Re: Java plugin

Tom Ball (Thomas.Ball@Eng)
Wed, 24 Feb 1999 15:32:18 -0800 (PST)

Date: Wed, 24 Feb 1999 15:32:18 -0800 (PST)
From: Tom Ball <Thomas.Ball@Eng>
Subject: Re: Java plugin
To: Daniel.M.Socoloff@ny.frb.org

Daniel,

>From day one (I'm one of the oldtimers here at JavaSoft), the applet
security model was designed so that program loading the applet (such as a
browser, appletviewer or plug-in) controlled how severe the restrictions were
in the applet sandbox. HotJava, Navigator (until recently) and IE all allow
a user to give the applet sandbox more capabilities if necessary, as do the
JDK's appletviewer and Java Plug-in. Applets must have appropriate access
permissions to get their work done -- just turning off all non-standard
access hobbles applet development.

For example, a company may consider it safe for their internal-use applets to
refer to other servers on their intranet. In the pre-1.2 security model
(which most applets still work within), the only ways to grant that
permission were either to have the user configure their browser or plug-in
appropriately, or sign the applet and give it all permissions. Both of these
approaches were severely flawed.
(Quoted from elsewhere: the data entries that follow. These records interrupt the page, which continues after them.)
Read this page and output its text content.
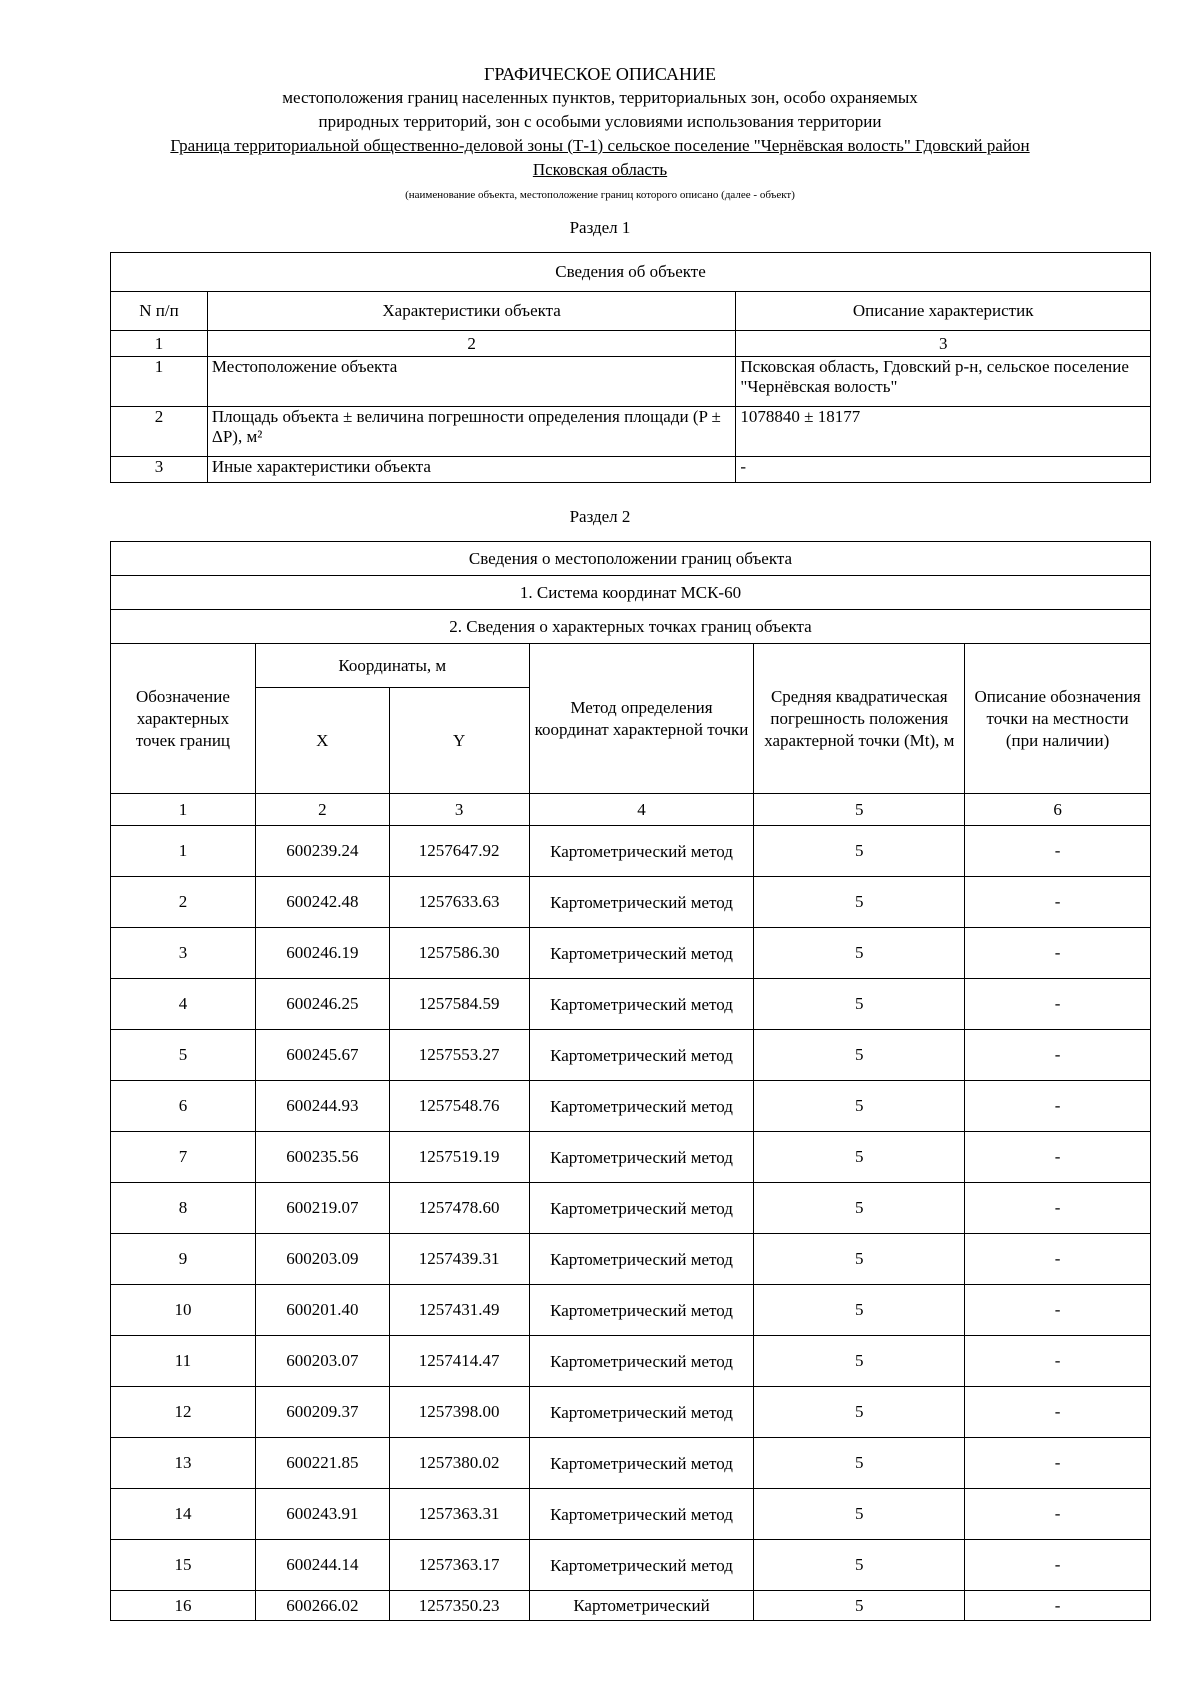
ГРАФИЧЕСКОЕ ОПИСАНИЕ
местоположения границ населенных пунктов, территориальных зон, особо охраняемых
природных территорий, зон с особыми условиями использования территории
Граница территориальной общественно-деловой зоны (Т-1) сельское поселение "Чернёвская волость" Гдовский район
Псковская область
(наименование объекта, местоположение границ которого описано (далее - объект)
Раздел 1
Сведения об объекте		
N п/п	Характеристики объекта	Описание характеристик
1	2	3
1	Местоположение объекта	Псковская область, Гдовский р-н, сельское поселение "Чернёвская волость"
2	Площадь объекта ± величина погрешности определения площади (P ± ΔP), м²	1078840 ± 18177
3	Иные характеристики объекта	-
Раздел 2
Сведения о местоположении границ объекта					
1. Система координат МСК-60					
2. Сведения о характерных точках границ объекта					
Обозначение характерных точек границ	Координаты, м		Метод определения координат характерной точки	Средняя квадратическая погрешность положения характерной точки (Mt), м	Описание обозначения точки на местности (при наличии)
	X	Y			
1	2	3	4	5	6
1	600239.24	1257647.92	Картометрический метод	5	-
2	600242.48	1257633.63	Картометрический метод	5	-
3	600246.19	1257586.30	Картометрический метод	5	-
4	600246.25	1257584.59	Картометрический метод	5	-
5	600245.67	1257553.27	Картометрический метод	5	-
6	600244.93	1257548.76	Картометрический метод	5	-
7	600235.56	1257519.19	Картометрический метод	5	-
8	600219.07	1257478.60	Картометрический метод	5	-
9	600203.09	1257439.31	Картометрический метод	5	-
10	600201.40	1257431.49	Картометрический метод	5	-
11	600203.07	1257414.47	Картометрический метод	5	-
12	600209.37	1257398.00	Картометрический метод	5	-
13	600221.85	1257380.02	Картометрический метод	5	-
14	600243.91	1257363.31	Картометрический метод	5	-
15	600244.14	1257363.17	Картометрический метод	5	-
16	600266.02	1257350.23	Картометрический	5	-
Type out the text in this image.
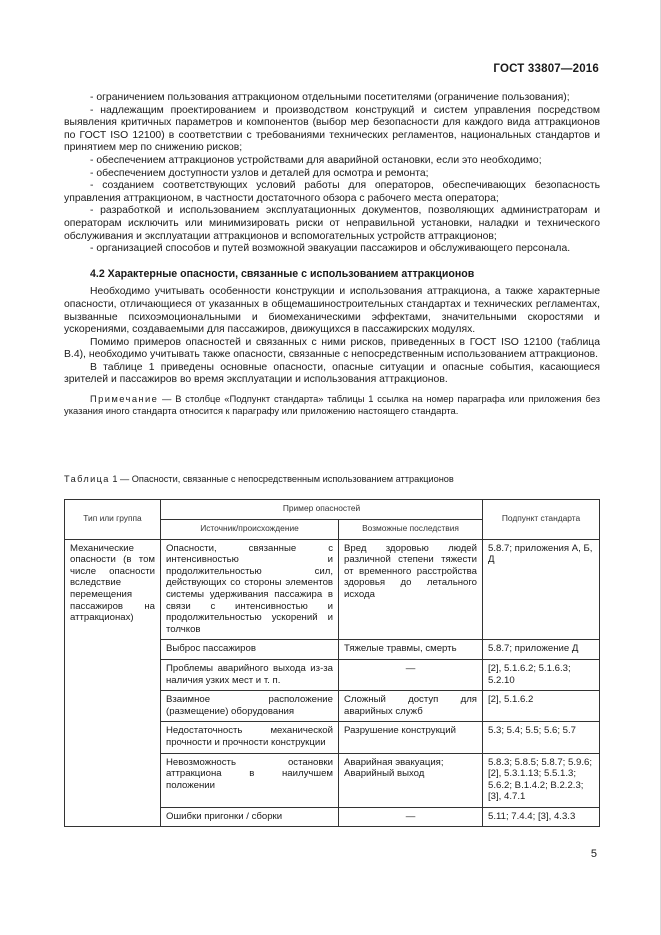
ГОСТ 33807—2016

- ограничением пользования аттракционом отдельными посетителями (ограничение пользования);

- надлежащим проектированием и производством конструкций и систем управления посредством выявления критичных параметров и компонентов (выбор мер безопасности для каждого вида аттракционов по ГОСТ ISO 12100) в соответствии с требованиями технических регламентов, национальных стандартов и принятием мер по снижению рисков;

- обеспечением аттракционов устройствами для аварийной остановки, если это необходимо;

- обеспечением доступности узлов и деталей для осмотра и ремонта;

- созданием соответствующих условий работы для операторов, обеспечивающих безопасность управления аттракционом, в частности достаточного обзора с рабочего места оператора;

- разработкой и использованием эксплуатационных документов, позволяющих администраторам и операторам исключить или минимизировать риски от неправильной установки, наладки и технического обслуживания и эксплуатации аттракционов и вспомогательных устройств аттракционов;

- организацией способов и путей возможной эвакуации пассажиров и обслуживающего персонала.

4.2 Характерные опасности, связанные с использованием аттракционов

Необходимо учитывать особенности конструкции и использования аттракциона, а также характерные опасности, отличающиеся от указанных в общемашиностроительных стандартах и технических регламентах, вызванные психоэмоциональными и биомеханическими эффектами, значительными скоростями и ускорениями, создаваемыми для пассажиров, движущихся в пассажирских модулях.

Помимо примеров опасностей и связанных с ними рисков, приведенных в ГОСТ ISO 12100 (таблица В.4), необходимо учитывать также опасности, связанные с непосредственным использованием аттракционов.

В таблице 1 приведены основные опасности, опасные ситуации и опасные события, касающиеся зрителей и пассажиров во время эксплуатации и использования аттракционов.

Примечание — В столбце «Подпункт стандарта» таблицы 1 ссылка на номер параграфа или приложения без указания иного стандарта относится к параграфу или приложению настоящего стандарта.

Таблица 1 — Опасности, связанные с непосредственным использованием аттракционов
Тип или группа	Пример опасностей		Подпункт стандарта
	Источник/происхождение	Возможные последствия	
Механические опасности (в том числе опасности вследствие перемещения пассажиров на аттракционах)	Опасности, связанные с интенсивностью и продолжительностью сил, действующих со стороны элементов системы удерживания пассажира в связи с интенсивностью и продолжительностью ускорений и толчков	Вред здоровью людей различной степени тяжести от временного расстройства здоровья до летального исхода	5.8.7; приложения А, Б, Д
	Выброс пассажиров	Тяжелые травмы, смерть	5.8.7; приложение Д
	Проблемы аварийного выхода из-за наличия узких мест и т. п.	—	[2], 5.1.6.2; 5.1.6.3; 5.2.10
	Взаимное расположение (размещение) оборудования	Сложный доступ для аварийных служб	[2], 5.1.6.2
	Недостаточность механической прочности и прочности конструкции	Разрушение конструкций	5.3; 5.4; 5.5; 5.6; 5.7
	Невозможность остановки аттракциона в наилучшем положении	Аварийная эвакуация; Аварийный выход	5.8.3; 5.8.5; 5.8.7; 5.9.6; [2], 5.3.1.13; 5.5.1.3; 5.6.2; В.1.4.2; В.2.2.3; [3], 4.7.1
	Ошибки пригонки / сборки	—	5.11; 7.4.4; [3], 4.3.3
5
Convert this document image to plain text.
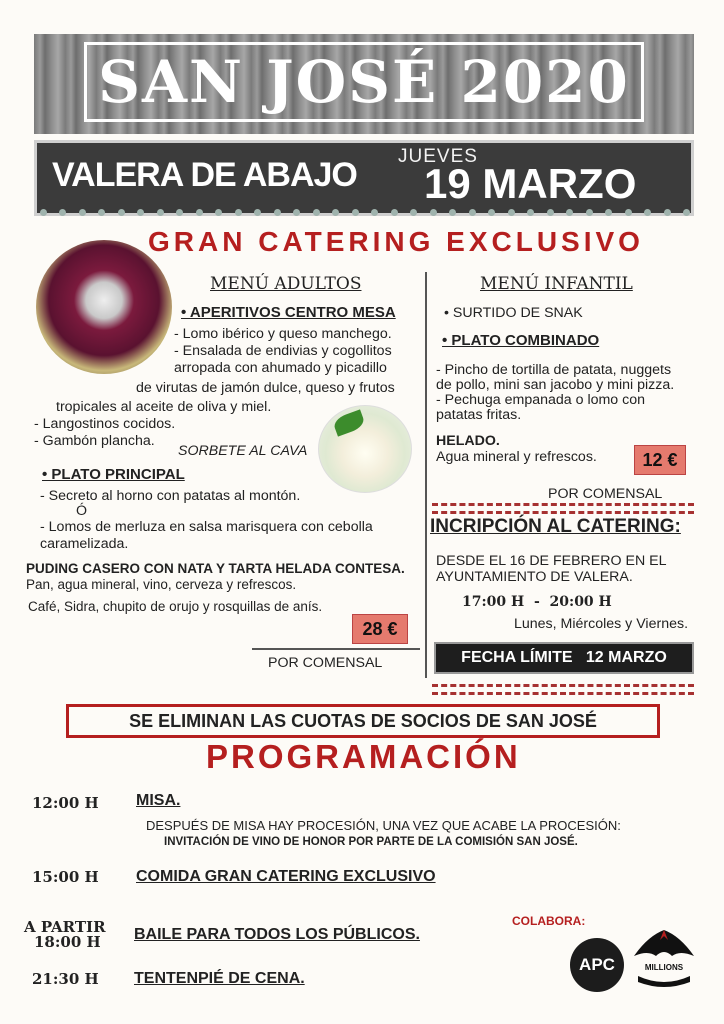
SAN JOSÉ 2020
VALERA DE ABAJO JUEVES
19 MARZO
GRAN CATERING EXCLUSIVO
MENÚ ADULTOS
• APERITIVOS CENTRO MESA
- Lomo ibérico y queso manchego.
- Ensalada de endivias y cogollitos
arropada con ahumado y picadillo
de virutas de jamón dulce, queso y frutos
tropicales al aceite de oliva y miel.
- Langostinos cocidos.
- Gambón plancha.
SORBETE AL CAVA
• PLATO PRINCIPAL
- Secreto al horno con patatas al montón.
Ó
- Lomos de merluza en salsa marisquera con cebolla
caramelizada.
PUDING CASERO CON NATA Y TARTA HELADA CONTESA.
Pan, agua mineral, vino, cerveza y refrescos.
Café, Sidra, chupito de orujo y rosquillas de anís.
28 €
POR COMENSAL
MENÚ INFANTIL
• SURTIDO DE SNAK
• PLATO COMBINADO
- Pincho de tortilla de patata, nuggets
de pollo, mini san jacobo y mini pizza.
- Pechuga empanada o lomo con
patatas fritas.
HELADO.
Agua mineral y refrescos.	12 €
POR COMENSAL
INCRIPCIÓN AL CATERING:
DESDE EL 16 DE FEBRERO EN EL
AYUNTAMIENTO DE VALERA.
17:00 H  -  20:00 H
Lunes, Miércoles y Viernes.
FECHA LÍMITE   12 MARZO
SE ELIMINAN LAS CUOTAS DE SOCIOS DE SAN JOSÉ
PROGRAMACIÓN
12:00 H MISA.
DESPUÉS DE MISA HAY PROCESIÓN, UNA VEZ QUE ACABE LA PROCESIÓN:
INVITACIÓN DE VINO DE HONOR POR PARTE DE LA COMISIÓN SAN JOSÉ.
15:00 H COMIDA GRAN CATERING EXCLUSIVO
A PARTIR
18:00 H BAILE PARA TODOS LOS PÚBLICOS.
21:30 H TENTENPIÉ DE CENA.
COLABORA:
APC	MILLIONS
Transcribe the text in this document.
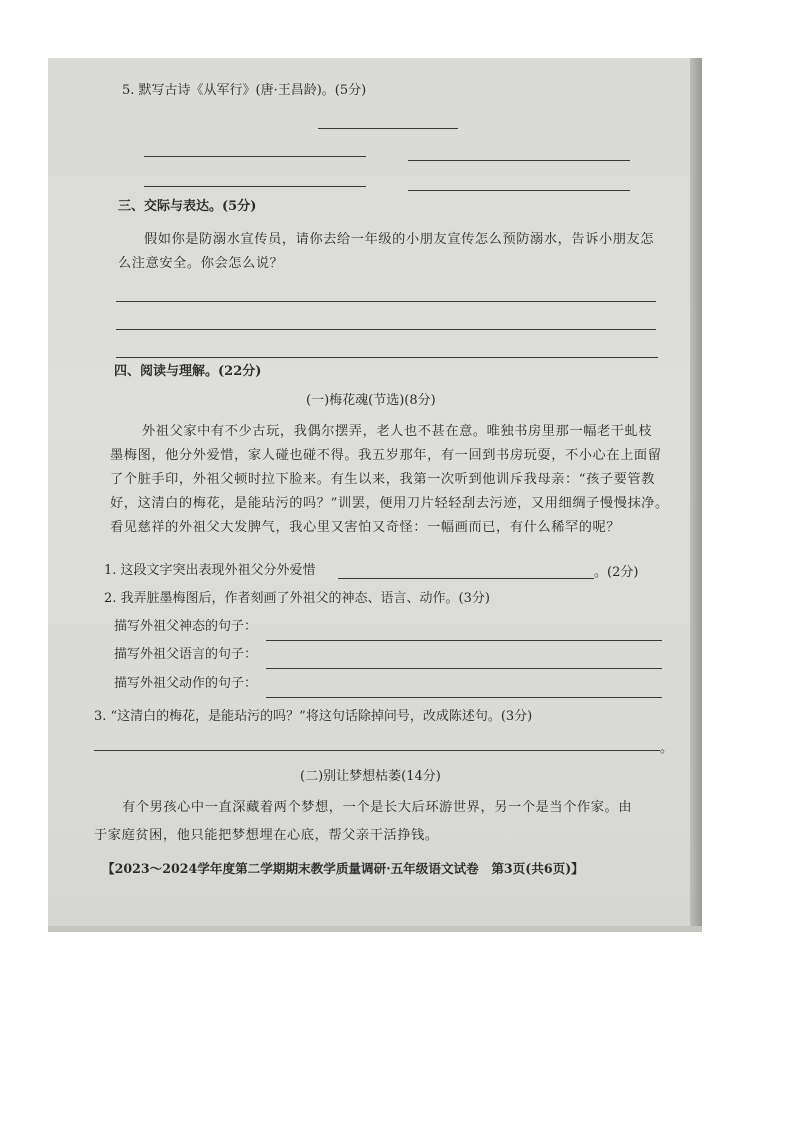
5. 默写古诗《从军行》(唐·王昌龄)。(5分)
三、交际与表达。(5分)
假如你是防溺水宣传员，请你去给一年级的小朋友宣传怎么预防溺水，告诉小朋友怎
么注意安全。你会怎么说？
四、阅读与理解。(22分)
(一)梅花魂(节选)(8分)
外祖父家中有不少古玩，我偶尔摆弄，老人也不甚在意。唯独书房里那一幅老干虬枝
墨梅图，他分外爱惜，家人碰也碰不得。我五岁那年，有一回到书房玩耍，不小心在上面留
了个脏手印，外祖父顿时拉下脸来。有生以来，我第一次听到他训斥我母亲：“孩子要管教
好，这清白的梅花，是能玷污的吗？”训罢，便用刀片轻轻刮去污迹，又用细绸子慢慢抹净。
看见慈祥的外祖父大发脾气，我心里又害怕又奇怪：一幅画而已，有什么稀罕的呢？
1. 这段文字突出表现外祖父分外爱惜	。(2分)
2. 我弄脏墨梅图后，作者刻画了外祖父的神态、语言、动作。(3分)
描写外祖父神态的句子：
描写外祖父语言的句子：
描写外祖父动作的句子：
3. “这清白的梅花，是能玷污的吗？”将这句话除掉问号，改成陈述句。(3分)
。
(二)别让梦想枯萎(14分)
有个男孩心中一直深藏着两个梦想，一个是长大后环游世界，另一个是当个作家。由
于家庭贫困，他只能把梦想埋在心底，帮父亲干活挣钱。
【2023～2024学年度第二学期期末教学质量调研·五年级语文试卷　第3页(共6页)】
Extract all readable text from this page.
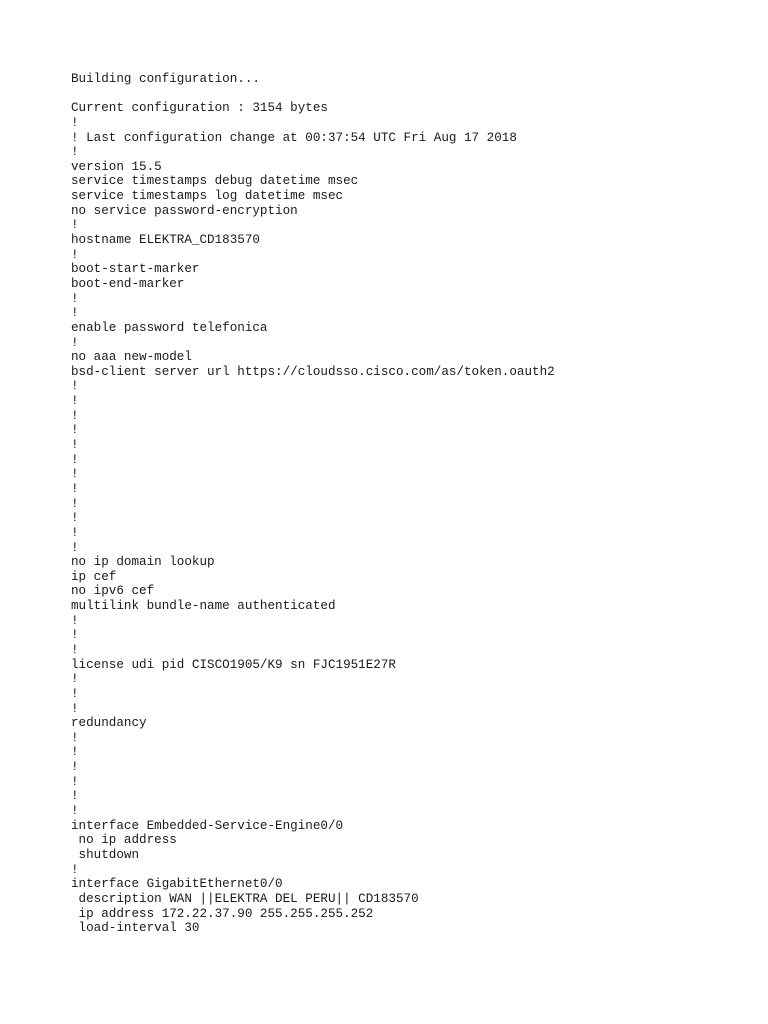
Building configuration...
Current configuration : 3154 bytes
!
! Last configuration change at 00:37:54 UTC Fri Aug 17 2018
!
version 15.5
service timestamps debug datetime msec
service timestamps log datetime msec
no service password-encryption
!
hostname ELEKTRA_CD183570
!
boot-start-marker
boot-end-marker
!
!
enable password telefonica
!
no aaa new-model
bsd-client server url https://cloudsso.cisco.com/as/token.oauth2
!
!
!
!
!
!
!
!
!
!
!
!
no ip domain lookup
ip cef
no ipv6 cef
multilink bundle-name authenticated
!
!
!
license udi pid CISCO1905/K9 sn FJC1951E27R
!
!
!
redundancy
!
!
!
!
!
!
interface Embedded-Service-Engine0/0
no ip address
shutdown
!
interface GigabitEthernet0/0
description WAN ||ELEKTRA DEL PERU|| CD183570
ip address 172.22.37.90 255.255.255.252
load-interval 30
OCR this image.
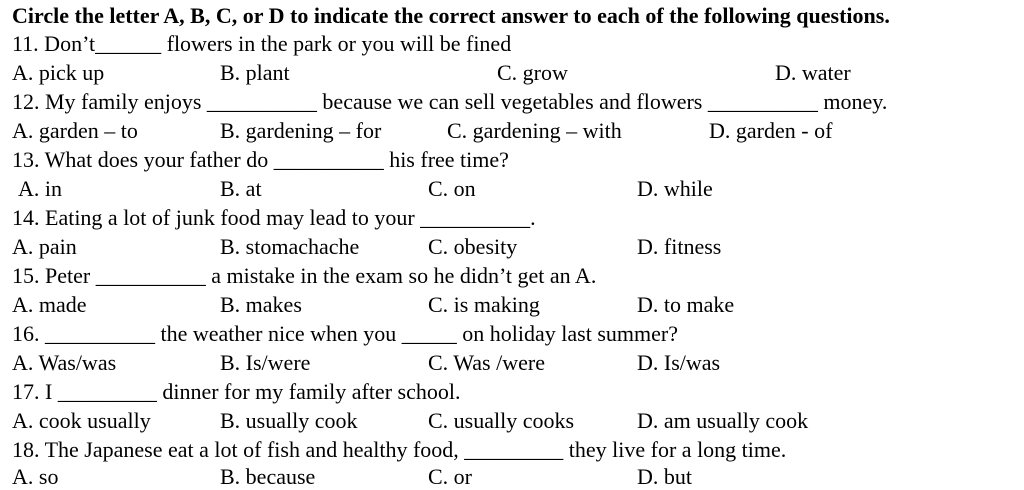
Circle the letter A, B, C, or D to indicate the correct answer to each of the following questions.
11. Don’t______ flowers in the park or you will be fined
A. pick up	B. plant	C. grow	D. water
12. My family enjoys __________ because we can sell vegetables and flowers __________ money.
A. garden – to	B. gardening – for	C. gardening – with	D. garden - of
13. What does your father do __________ his free time?
A. in	B. at	C. on	D. while
14. Eating a lot of junk food may lead to your __________.
A. pain	B. stomachache	C. obesity	D. fitness
15. Peter __________ a mistake in the exam so he didn’t get an A.
A. made	B. makes	C. is making	D. to make
16. __________ the weather nice when you _____ on holiday last summer?
A. Was/was	B. Is/were	C. Was /were	D. Is/was
17. I _________ dinner for my family after school.
A. cook usually	B. usually cook	C. usually cooks	D. am usually cook
18. The Japanese eat a lot of fish and healthy food, _________ they live for a long time.
A. so	B. because	C. or	D. but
It's precisely because of the potential for
security abuse and the administrative burden of configuring each browser or
plug-in that the 1.2 security model was created. With it, a signed applet
can ask for and be granted access privileges without configuring the
browser or granting unnecessary privileges.

So why does plug-in still support the 1.1-style of access granting? Because
almost all deployed applets are still based on 1.1 -- breaking existing
applets isn't acceptable. By default, no permissions are granted other
than the documented minimums, so no security holes have been opened by our
distribution. An end-user can open themselves to attack by enabling applet
access to other servers and then roaming untrusted sites, but that's no
different from the 1.1 or even 1.0 security models. Once applet writers
have had a chance to upgrade (say, in the 1.3 timeframe), we'll remove this
feature and applet writers will have to use the 1.2 security model to
request access.

Tom

> Date: Wed, 24 Feb 1999 11:42:55 -0500
> From: Daniel Socoloff <Daniel.M.Socoloff@ny.frb.org>
> Subject: Java plugin
> To: java-security@java.sun.com
> MIME-version: 1.0
> Content-disposition: inline
> Content-transfer-encoding: quoted-printable
>
> I have a question with regards to Java plugin 1.2 (java security patch
> 1.1.6)(java.sun.com/products/plugin/1.2/docs/index.docs.html
> It appears as if the plugin allows the user to disable one of the most basic
> security controls in the JVM. A java applet is normally allowed to connect
back
> only to the server from which it originated, in order to prevent a hostile
> applet downloaded from an internet site from going out and accessing data
from
> intranet sites and then sending it back out to the internet.
> Can you tell me if the pluginis safe or not based on this information.